Arm of person getting kidney dialysis | image credit: ©lumos sp  stock.adobe.com

Private insurance plans reimburse for dialysis at far higher rates — some six times higher — than Medicare, research has found. In theory, more revenue per patient can allow centers to pay their physicians, nurses and techs more, enabling them to attract more qualified, competent employees and better maintain their equipment.

A 2022 Supreme Court decision that allows commercial insurers to pay beneficiaries much less could lead many privately insured patients to switch to Medicare.

Researchers at Baylor College of Medicine and Tufts Medical Center wanted to know whether dialysis centers with higher proportions of patients with commercial insurance provide better quality of care than those with lower proportions. If so, then a large-scale shift toward Medicare could harm a lot of people.

Their findings, published May 1 in Kidney Medicine, show that dialysis centers whose payer mixes contained higher percentages of commercial insurance had significantly lower mortality rates than those with lower percentages.

Kevin F. Erickson, M.D., M.S.

Kevin F. Erickson, M.D., M.S.

Corresponding author Kevin F. Erickson, M.D., M.S., an associate at Baylor’s Selzman Institute for Kidney Health and a nonresident scholar at Rice University's Baker Institute for Public Policy, both in Houston, and colleagues analyzed quality metrics from the CMS’ Facility Reports for 7,194 dialysis facilities in the continental United States with majority adult patient populations in 2019, the last year before the pandemic.

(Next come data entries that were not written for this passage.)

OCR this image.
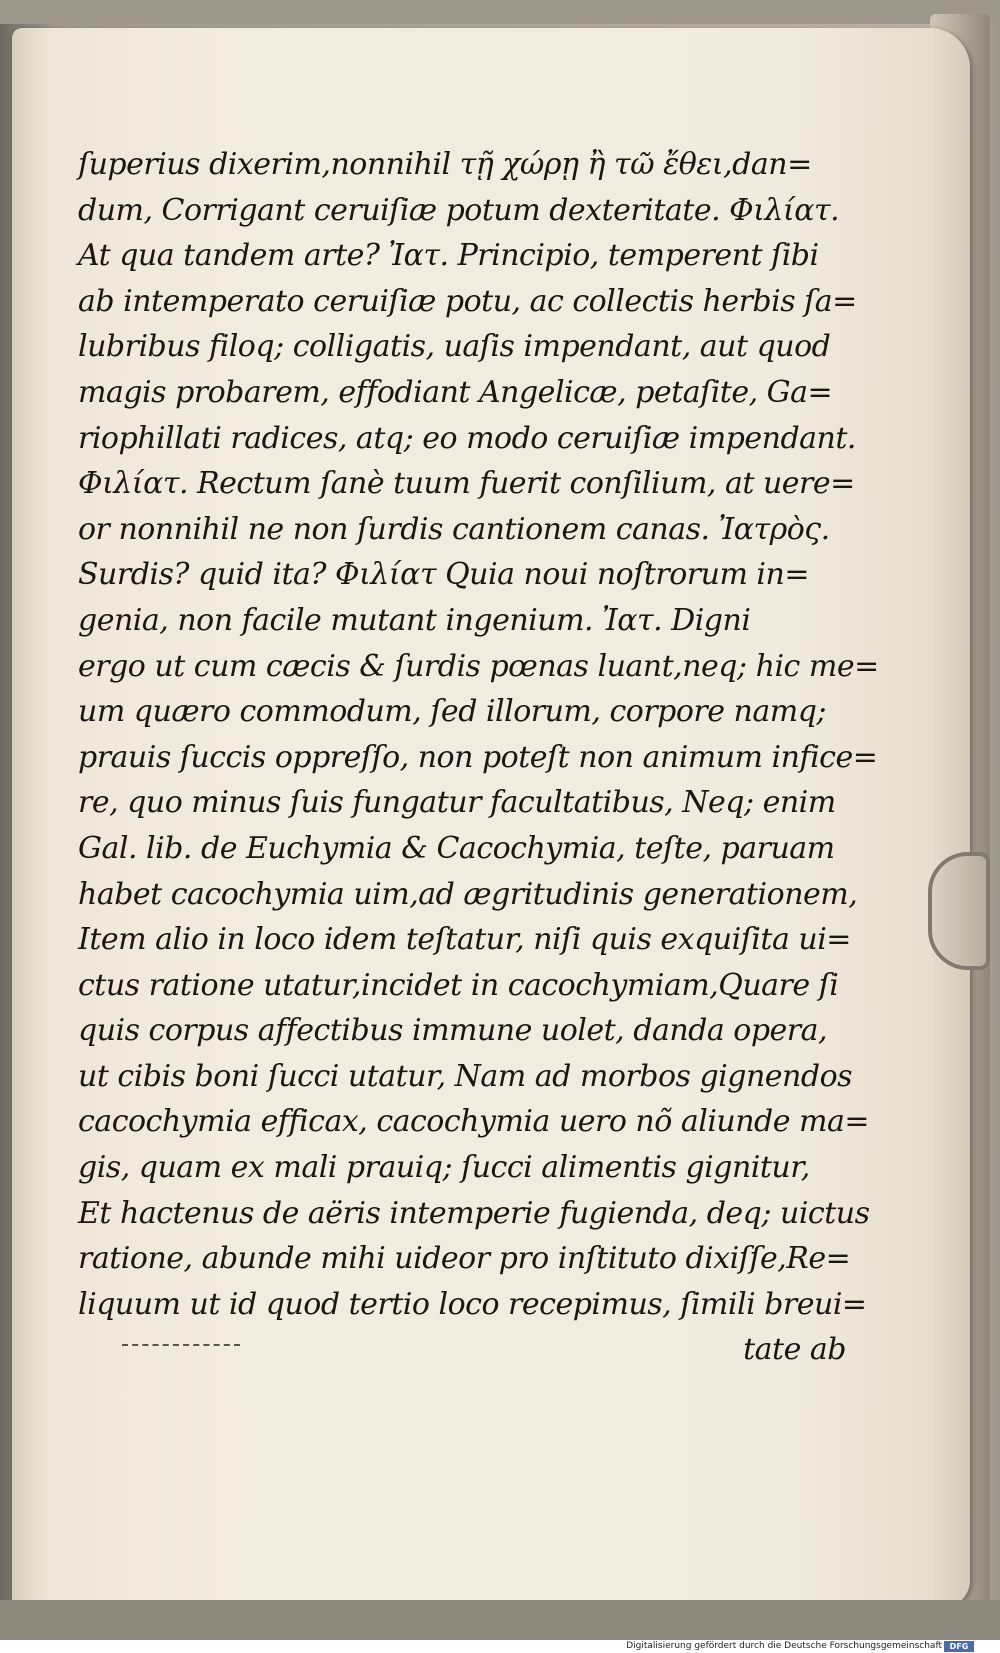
ſuperius dixerim,nonnihil τῇ χώρῃ ἢ τῶ ἔθει,dan=
dum, Corrigant ceruiſiæ potum dexteritate. Φιλίατ.
At qua tandem arte? Ἰατ. Principio, temperent ſibi
ab intemperato ceruiſiæ potu, ac collectis herbis ſa=
lubribus filoq; colligatis, uaſis impendant, aut quod
magis probarem, effodiant Angelicæ, petaſite, Ga=
riophillati radices, atq; eo modo ceruiſiæ impendant.
Φιλίατ. Rectum ſanè tuum fuerit conſilium, at uere=
or nonnihil ne non ſurdis cantionem canas. Ἰατρὸς.
Surdis? quid ita? Φιλίατ Quia noui noſtrorum in=
genia, non facile mutant ingenium. Ἰατ. Digni
ergo ut cum cæcis & ſurdis pœnas luant,neq; hic me=
um quæro commodum, ſed illorum, corpore namq;
prauis ſuccis oppreſſo, non poteſt non animum infice=
re, quo minus ſuis fungatur facultatibus, Neq; enim
Gal. lib. de Euchymia & Cacochymia, teſte, paruam
habet cacochymia uim,ad ægritudinis generationem,
Item alio in loco idem teſtatur, niſi quis exquiſita ui=
ctus ratione utatur,incidet in cacochymiam,Quare ſi
quis corpus affectibus immune uolet, danda opera,
ut cibis boni ſucci utatur, Nam ad morbos gignendos
cacochymia efficax, cacochymia uero nõ aliunde ma=
gis, quam ex mali prauiq; ſucci alimentis gignitur,
Et hactenus de aëris intemperie fugienda, deq; uictus
ratione, abunde mihi uideor pro inſtituto dixiſſe,Re=
liquum ut id quod tertio loco recepimus, ſimili breui=
tate ab
Digitalisierung gefördert durch die Deutsche Forschungsgemeinschaft DFG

On average, 4.4% of patients had commercial insurance. Each 10% increase in patients with commercial insurance was linked to an 8.3% lower standardized mortality ratio (the ratio of deaths to expected deaths given the patient population).

But none of the six other quality of care metrics yielded statistically significant associations, although two of them (long-term catheter rate and standardized hospitalization ratio) also showed declines.

The authors speculated that their study sample may not have been large enough and the data collection period long enough — just 2019, the last year before the pandemic — to yield statistically significant results on these measures, or that the differences in care quality addressed issues specific to mortality.

But they were clear about their concerns in the wake of the court ruling.

The Supreme Court’s 2022 decision in Marietta Memorial Hospital Employee Health Benefit Plan v. DaVita Inc. allowed commercial health insurers to classify all dialysis facilities as out-of-network, which typically means much lower patient reimbursement rates than for in-network providers. This, the authors wrote, could cause many commercially insured patients who receive dialysis to switch to Medicare as their primary payer.

Cross-sectional studies such as this one can identify associations that may suggest cause-and-effect relationships, but they cannot prove them.

Erickson and his co-authors wrote this in their conclusion: “If the observed association between commercial insurance and mortality reflects a causal connection, then our findings suggest that the effects of the Supreme Court ruling, combined with other cost pressures currently facing US dialysis facilities, could negatively affect care quality and outcomes for dialysis patients. Clinicians, dialysis facility administrators, and policymakers should be aware of the potential effects of this decision on patient care and consider possible mitigation strategies for maintaining patient outcomes.”